La Nueva York de Francisco Otero

El paisaje urbano de Nueva York, recreado en libres interpretaciones y perspectivas sui generis es el tema de la obra que Francisco Otero (A Coruña 1965) ofrece en la Asociación de Artistas. Arquitecto de formación, ha pensado que la racionalidad que introduce la geometría en el urbanismo no bastan para explicar ese singular e inexplicable encanto que define el espíritu de las ciudades y que surge de una mezcla de innúmeros factores, entre los cuales está sin duda la huella que lo humano ha ido dejando a lo largo del tiempo. 

Y, sin embargo, el Nueva York de Otero solo habla de lo humano por elipsis o por ausencia, con excepción de la multitud apiñada en el famoso puente de Brooklyn, mientras espera para pasar; no obstante, se trata solo de bultos anónimos, vistos de espaldas y, por lo tanto, sin rostro. Frente a este anonimato, curiosamente, su cuadro “Dreaming”, que representa a la estatua de la Libertad la muestra humanizada, como personificación de una gigantesca magna mater que protege y vigila la ciudad que se ve al fondo; para acentuar esta sensación de mujer viva, las texturas broncíneas de la escultura han adquirido la blandura y los tonos ocre canela de la carne; asimismo, el rostro tiene todas las trazas de una persona viva y vigilante.  

Una visión casi surreal es la de la enorme Gárgola con forma de ave avizorando el horizonte de la ciudad desde lo alto.
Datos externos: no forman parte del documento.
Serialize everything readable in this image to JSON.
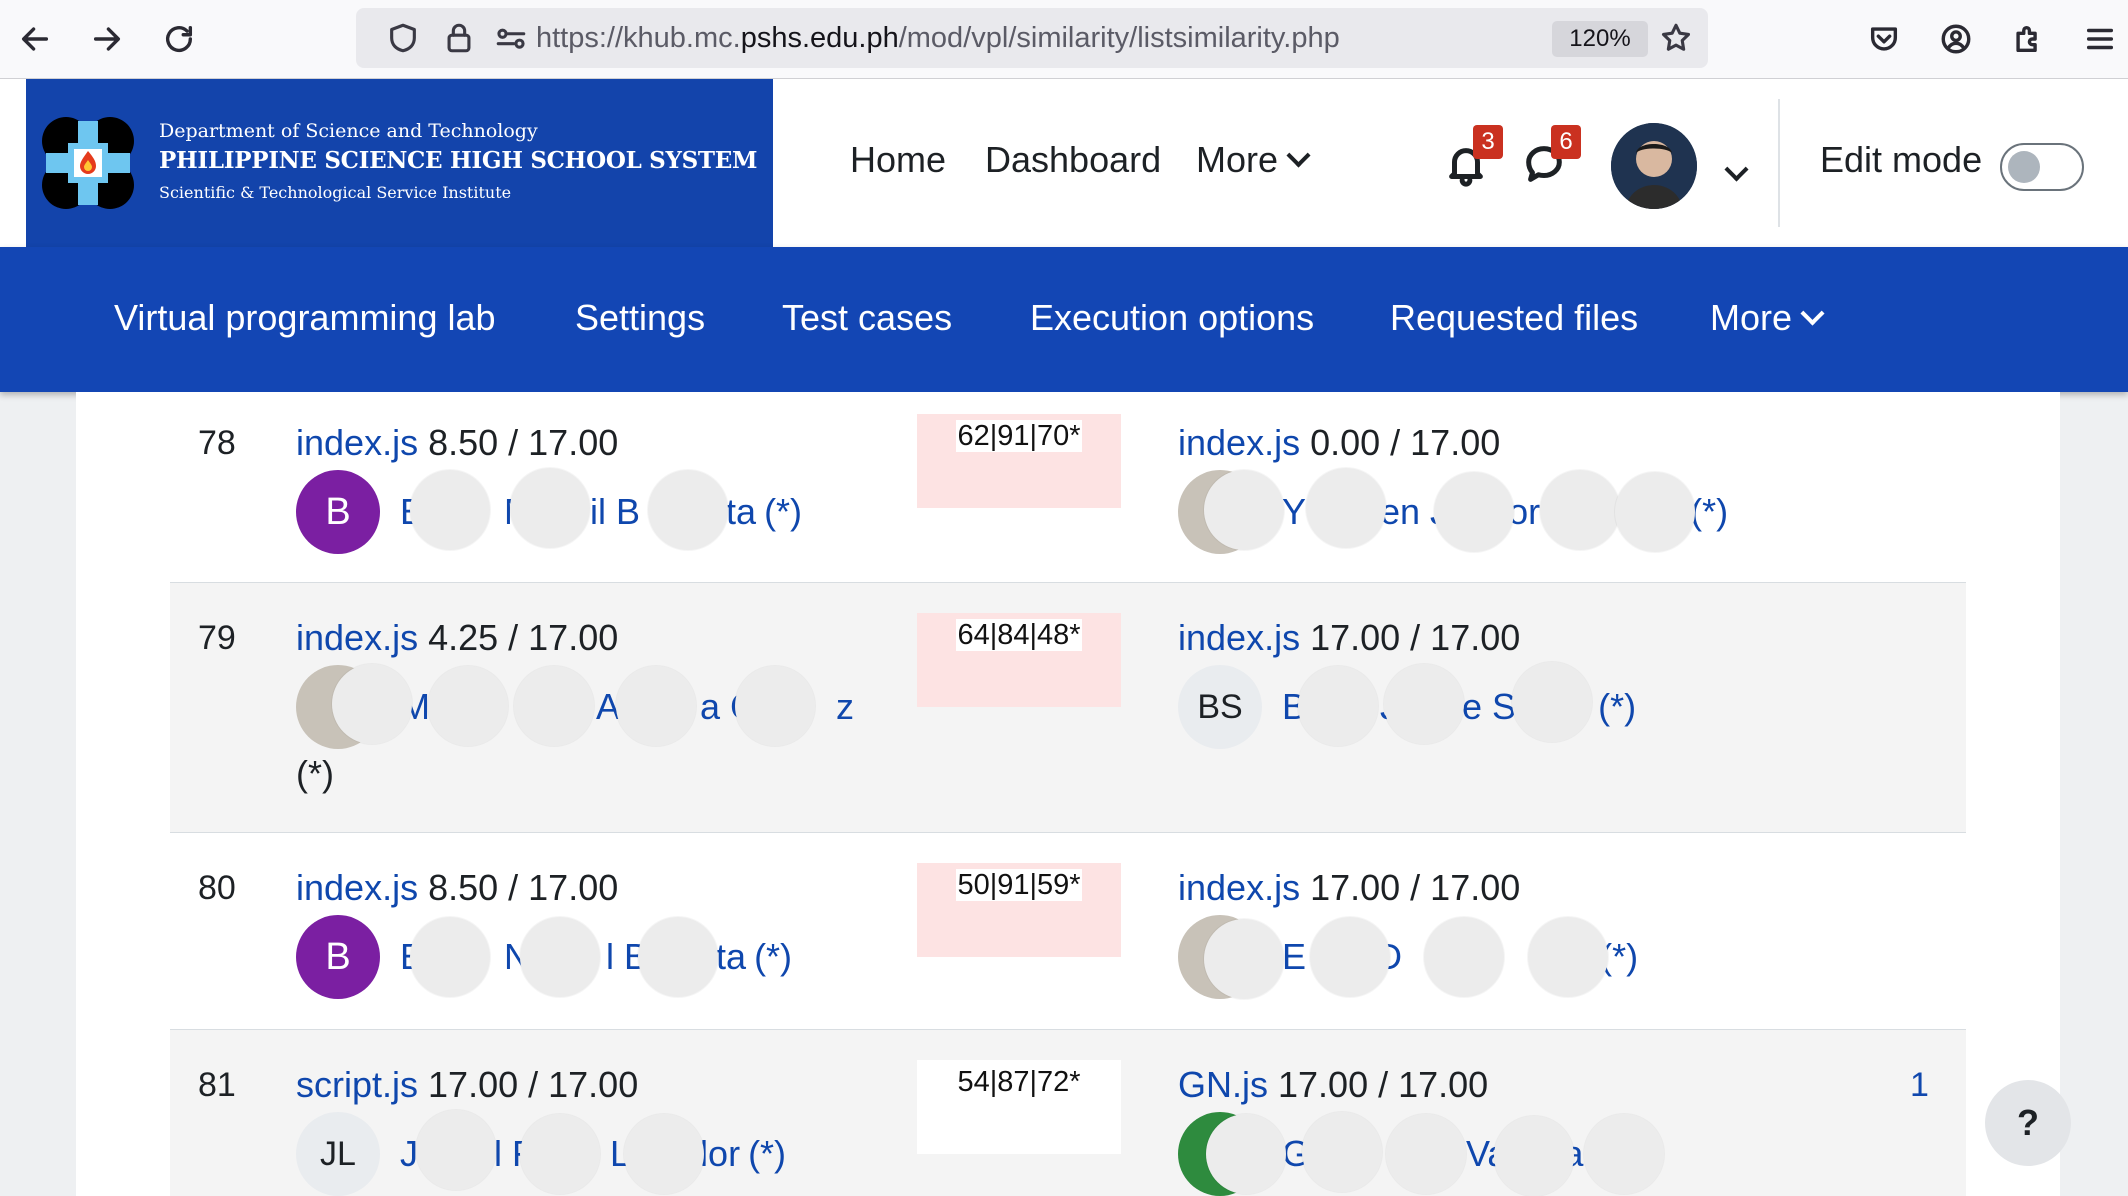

Su vista del Central Park, en perspectiva de lejanía, desde los altos edificios del primer plano, convierte la amplia avenida central en un oscuro camino pizarroso que habla de soledad y de silencio; algo que acentúan los  bloques de calles que se apiñan a ambos lados como minúsculas colmenas de colores terrosos, configurando un espeso e inextricable laberinto, extendiéndose imparable hacia el blanco-azulado cielo, que tiene algo de necrópolis. No podía faltar la famosa vista de la isla de Manhattan, cuya forma ovular recuerda un barco  arado y como a punto de zarpar hacia lo desconocido; sin duda ahí está resumido el afán transformador de los fundadores de Norteamérica. 

El edificio Guggenheim y el puente de Queensboro se añaden como emblemas de esa visionaria ciudad. El Empire State y el edifico Chrysler se yerguen, con sus estilizadas y altísimas figuras, como ojivales agujas  que buscasen perforar el alto cielo; hoy forman parte de ese sueño americano, cuyo claroscuro recoge de forma estremecedora el “Aullido” de Allen Ginsberg, con su “Empire State bajo la luna”. En turbia luz de orto matutino sale el sol tímidamente en el cuadro “Amanece” y, frente a él se yergue, en imposible competencia, la llama que sostiene la mano de la estatua de La Libertad; New York se convierte así en mito atemporal y sólo toma tierra en dos pequeños cuadros: “¡Taxi!” y “Señales”, donde la cuadrícula de los ventanales de la fachada habla de cercanía. Enamorado de puentes colgantes, de perspectivas urbanas y de luces de ciudades conocidas, como la suya propia, Otero nos deja una vez más su inédito sueño de horizontes.